BigTable is a non-relational database which leverages distributed processing and storage to allow reading of large amount of data in a relatively short time. Using the same technology the Apache foundation implemented similar system called HBase over their distributed file system Hadoop. Hbase is currently used by sites like Twitter and Facebook and has proven to be much more efficient than relational databases as expensive operations like joins can be avoided.
What is Hbase ?
Like the Bigtable, Hbase is a sparse, distributed, persistent multidimensional sorted map.
From the wikipedia article, a map is "an abstract data type composed of a collection of keys and a collection of values, where each key is associated with one value." This means that each of the row as in RDBMS can be identified by a unique key. This key is just a sequence of bytes which in uninterrupted by the system but must have a string representation. This is necessary because rows are sorted by the system in storage according to the key. This is for the reason that most similar columns be put adjacent to each other.

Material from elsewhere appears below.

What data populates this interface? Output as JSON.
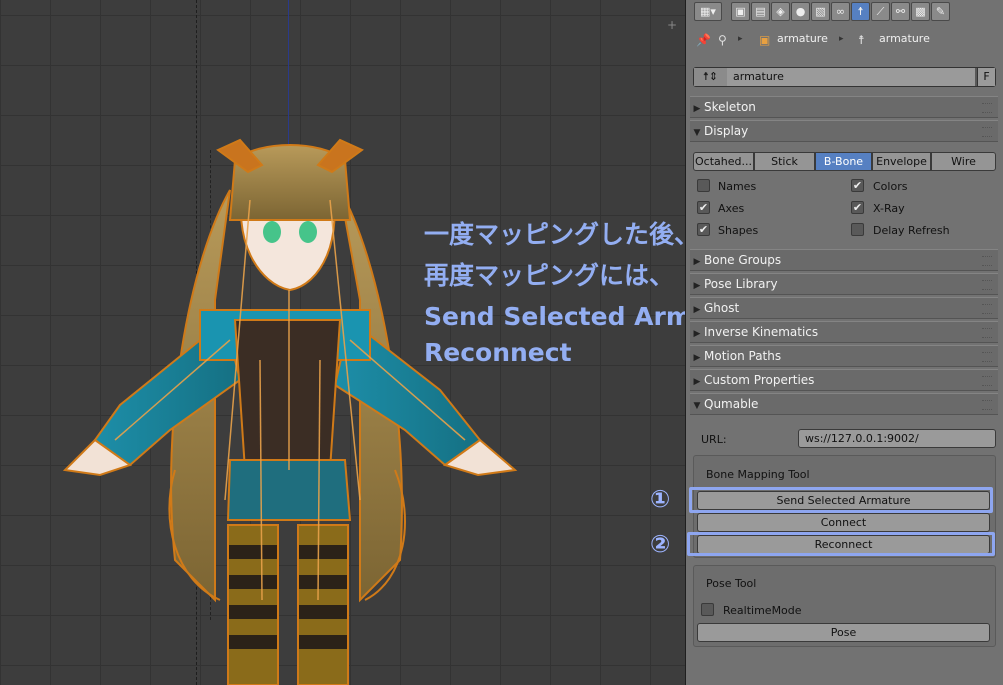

Logically, a table can be divided in rows and each row in column families. A column family contains arbitrary number of columns which can be addressed by “column-family: column-name”. To make the concept of column family clearer lets take an example of person table.
The table key can be the email address of the person and the first column family can be “name”. The column family “name” can contain columns “first-name”, “last-name” and “middle-name”. So if for the first row you might get the first name as “name:first-name”. An important point here is that even though each row contains same column family the columns inside the family can be different. This means that the second row may not contain “first-name” at all while first row may contain all the columns. This is what is meant by sparse.
Each column can contain various versions of the data called time-stamps. For example, the person table might contain a column family work-place, with column company to record where the person works. The work-place: company will change when the user changes jobs, so it will have different versions depending on time.
HBase not ACID-compliant, but does guarantee certain specific properties
All mutations are atomic within a row. Any put will either wholly succeed or wholly fail.APIs that mutate several rows will not be atomic across the multiple rows.The order of mutations is seen to happen in a well-defined order for each row, with no interleaving.
Consistency and Isolation
All rows returned via any access API will consist of a complete row that existed at some point in the table's history.
Consistency of Scans
A scan is not a consistent view of a table. Scans do not exhibit snapshot isolation. Those familiar with relational databases will recognize this isolation level as "read committed".
All visible data is also durable data. That is to say, a read will never return data that has not been made durable on disk. Any operation that returns a "success" code (e.g. does not throw an exception) will be made durable. Any operation that returns a "failure" code will not be made durable (subject to the Atomicity guarantees above).
All reasonable failure scenarios will not affect any of the listed ACID guarantees.
In short we went over how Hbase is structured and its features in general. We also looked at why it came into being and how it is serving its purpose now.